Novice taxonomists might create such incorrect broader term-narrower term relationships because they have seen them formed as such elsewhere, such as Library of Congress Subject Headings plus Subdivisions or back-of-the-book index main entries plus subentries. A subheading or a subentry is not the same as a narrower term, because a subheading or a subentry only has usage and meaning in the context of the main heading it is associated with (appears under). A taxonomy narrower term, on the other hand, is not a different kind of term, but is rather a description of a relationship between terms. The meaning of a term in a taxonomy is constant and not dependent on its location in the taxonomy.

Too Closely Reflecting the Source Content Hierarchy

Some taxonomies are based heavily on certain text sources, such as the table of contents of one or a limited number of books or manuals, where the text is structured into units, chapters, main heading sections, subheading sections, etc. It is thus natural to make use of the structure of the text as a basis for the structure of the hierarchy. But there can be issues.
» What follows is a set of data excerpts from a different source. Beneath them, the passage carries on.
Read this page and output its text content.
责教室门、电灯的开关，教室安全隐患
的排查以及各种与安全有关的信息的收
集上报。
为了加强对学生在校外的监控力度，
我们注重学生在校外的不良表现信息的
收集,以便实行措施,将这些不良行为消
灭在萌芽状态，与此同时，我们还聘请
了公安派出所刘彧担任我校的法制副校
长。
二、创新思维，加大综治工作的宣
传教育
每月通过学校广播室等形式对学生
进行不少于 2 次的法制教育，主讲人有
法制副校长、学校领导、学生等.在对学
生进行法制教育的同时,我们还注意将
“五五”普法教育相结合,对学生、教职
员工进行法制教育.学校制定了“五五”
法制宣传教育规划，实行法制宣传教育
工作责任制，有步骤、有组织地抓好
In the following example of a chapter and its headings from a textbook, greater hierarchical structure is needed for the corresponding taxonomy terms, and one of the topics (Units of Measure) does not belong within this hierarchy.

  Microbiology Laboratory
  --Microbiology Lab Personnel
  --Introduction to the Microscope
  --Units of Measure
  --Types of Microscopes
  --Laboratory Staining Methods
  --Culture Media

These concepts may appear in a taxonomy arranged hierarchically as follows:

  Medical laboratory technology
  NT: Laboratory equipment and supplies
       NT: Culture media
       NT: Microscopes
            NT: Microscope types
  NT: Laboratory personnel
  NT: Microscope use
       NT: Microscopy stains
  NT: Serology

  NT: Measurements and calculations
       NT: Units of measure

Another issue is that, even when the the hierarchy from the source is acceptable, the subheading-based terms are short, generic, and without context. An example is as follows:

  Eye Medications
  --Anti-inflammatory Agents
  --Antiglaucoma Agents
  --Local Anesthetics

The only correct narrower term above is Antiglaucoma Agents, as the other terms are not specific to eye medications. They could be linked as related terms instead.
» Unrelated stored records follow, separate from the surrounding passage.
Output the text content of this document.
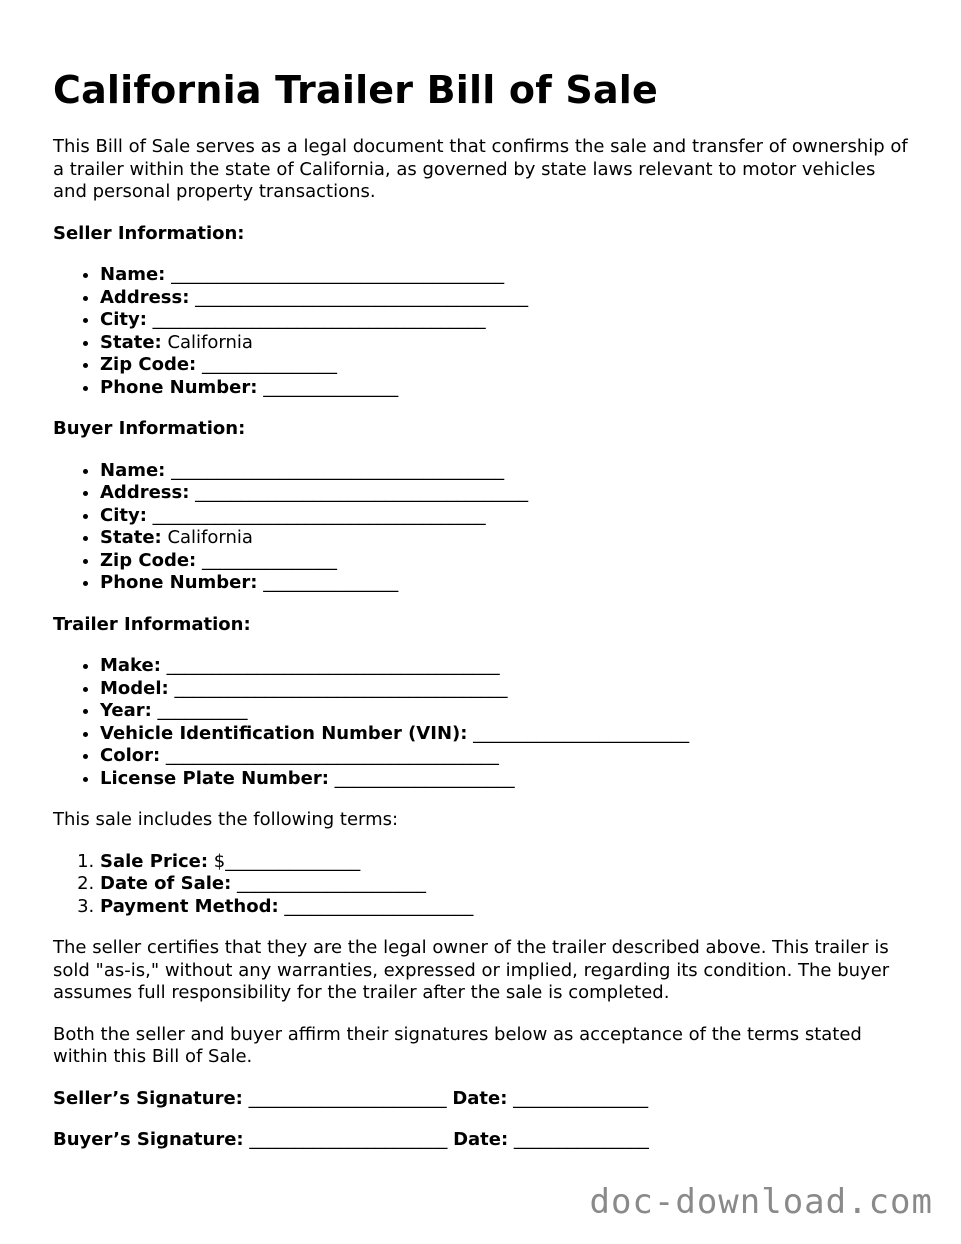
California Trailer Bill of Sale

This Bill of Sale serves as a legal document that confirms the sale and transfer of ownership of a trailer within the state of California, as governed by state laws relevant to motor vehicles and personal property transactions.

Seller Information:
• Name: _____________________________________
• Address: _____________________________________
• City: _____________________________________
• State: California
• Zip Code: _______________
• Phone Number: _______________
Buyer Information:
• Name: _____________________________________
• Address: _____________________________________
• City: _____________________________________
• State: California
• Zip Code: _______________
• Phone Number: _______________
Trailer Information:
• Make: _____________________________________
• Model: _____________________________________
• Year: __________
• Vehicle Identification Number (VIN): ________________________
• Color: _____________________________________
• License Plate Number: ____________________

This sale includes the following terms:

1. Sale Price: $_______________
2. Date of Sale: _____________________
3. Payment Method: _____________________

The seller certifies that they are the legal owner of the trailer described above. This trailer is sold "as-is," without any warranties, expressed or implied, regarding its condition. The buyer assumes full responsibility for the trailer after the sale is completed.

Both the seller and buyer affirm their signatures below as acceptance of the terms stated within this Bill of Sale.

Seller’s Signature: ______________________ Date: _______________
Buyer’s Signature: ______________________ Date: _______________
doc-download.com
Applications, Uses, or Example-Type Terms

Relying too much on certain text sources for the taxonomy may also result in erroneously creating narrower terms for the applications, uses, or examples of the broader term concept, because the text presents content that way.
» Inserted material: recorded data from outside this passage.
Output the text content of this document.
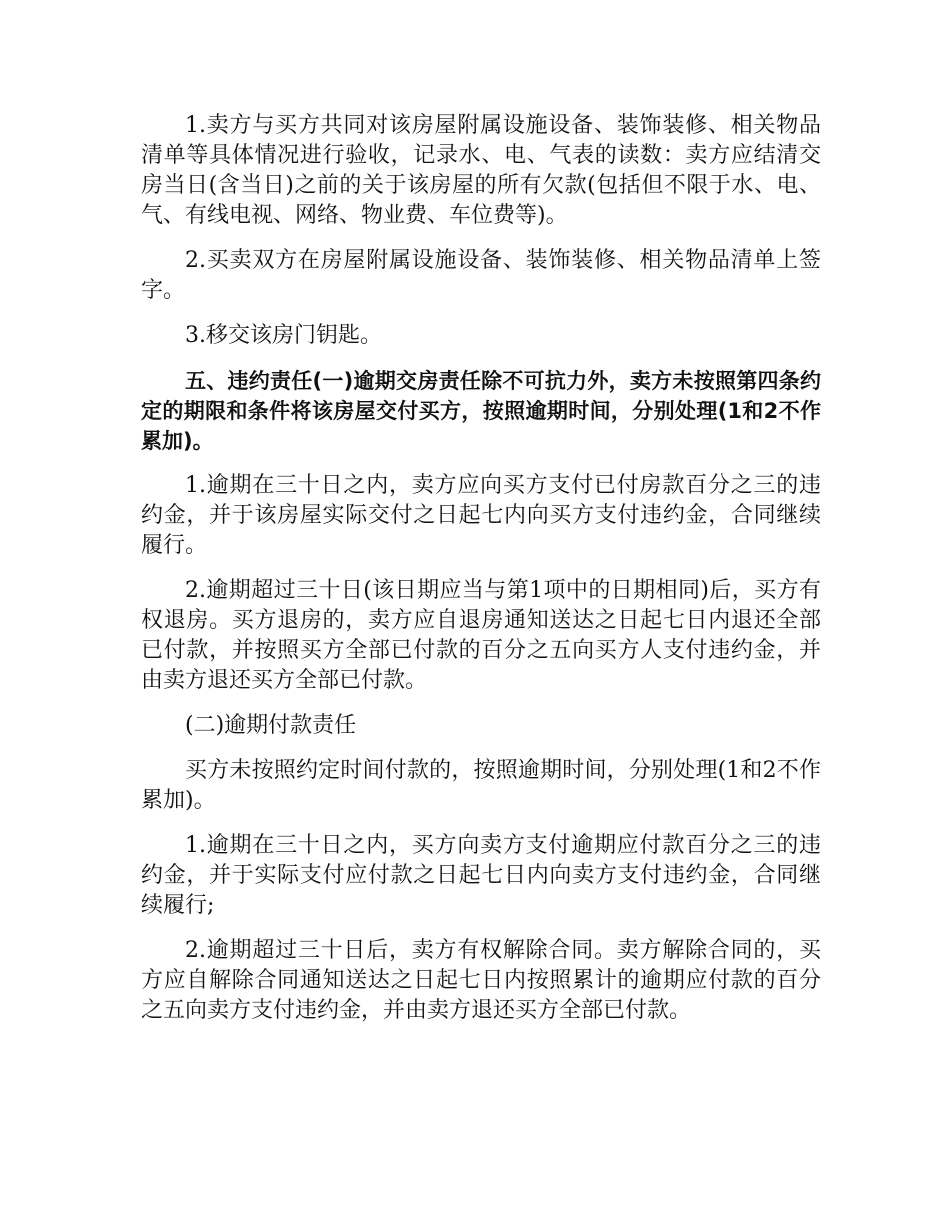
1.卖方与买方共同对该房屋附属设施设备、装饰装修、相关物品清单等具体情况进行验收，记录水、电、气表的读数：卖方应结清交房当日(含当日)之前的关于该房屋的所有欠款(包括但不限于水、电、气、有线电视、网络、物业费、车位费等)。

2.买卖双方在房屋附属设施设备、装饰装修、相关物品清单上签字。

3.移交该房门钥匙。

五、违约责任(一)逾期交房责任除不可抗力外，卖方未按照第四条约定的期限和条件将该房屋交付买方，按照逾期时间，分别处理(1和2不作累加)。

1.逾期在三十日之内，卖方应向买方支付已付房款百分之三的违约金，并于该房屋实际交付之日起七内向买方支付违约金，合同继续履行。

2.逾期超过三十日(该日期应当与第1项中的日期相同)后，买方有权退房。买方退房的，卖方应自退房通知送达之日起七日内退还全部已付款，并按照买方全部已付款的百分之五向买方人支付违约金，并由卖方退还买方全部已付款。

(二)逾期付款责任

买方未按照约定时间付款的，按照逾期时间，分别处理(1和2不作累加)。

1.逾期在三十日之内，买方向卖方支付逾期应付款百分之三的违约金，并于实际支付应付款之日起七日内向卖方支付违约金，合同继续履行;

2.逾期超过三十日后，卖方有权解除合同。卖方解除合同的，买方应自解除合同通知送达之日起七日内按照累计的逾期应付款的百分之五向卖方支付违约金，并由卖方退还买方全部已付款。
Following are several examples:

  Web Applications
  --Tourism and Travel
  --Higher Education
  --Financial Institutions
  --Software Distribution
  --Health Care

  Decision making issues
  --Ethical conflicts
  --Information sources
  --Intraorganizational conflicts
  --Social influences

  Globalization challenges
  --Cultural differences
  --Economic risk
  --Political risk
  --Managerial limitations

Each of these so-called narrower terms are merely examples within the context of the broader term. All "narrower terms" could have other uses beyond the context of the broader term. To make the hierarchy correct, either:
1) the relationship should be changed from narrower-term (NT) to related-term (RT). This would be the case, if these terms can logically exist elsewhere in the taxonomy. Also, indexing of the concepts may require a pair of terms (such as Globalization challenges AND Economic risk),
2) the narrower terms should be modified and clarified, such as Cultural challenges to globalization, Economic risk challenges to globalization, Political challenges to globalization, and Managerial challenges to globalization. This would be the case, if these terms did not exist elsewhere in the taxonomy.

In conclusion, hierarchical relationships need to be constructed independent of any sources for terms, and they need to be universal and not subject to certain contexts.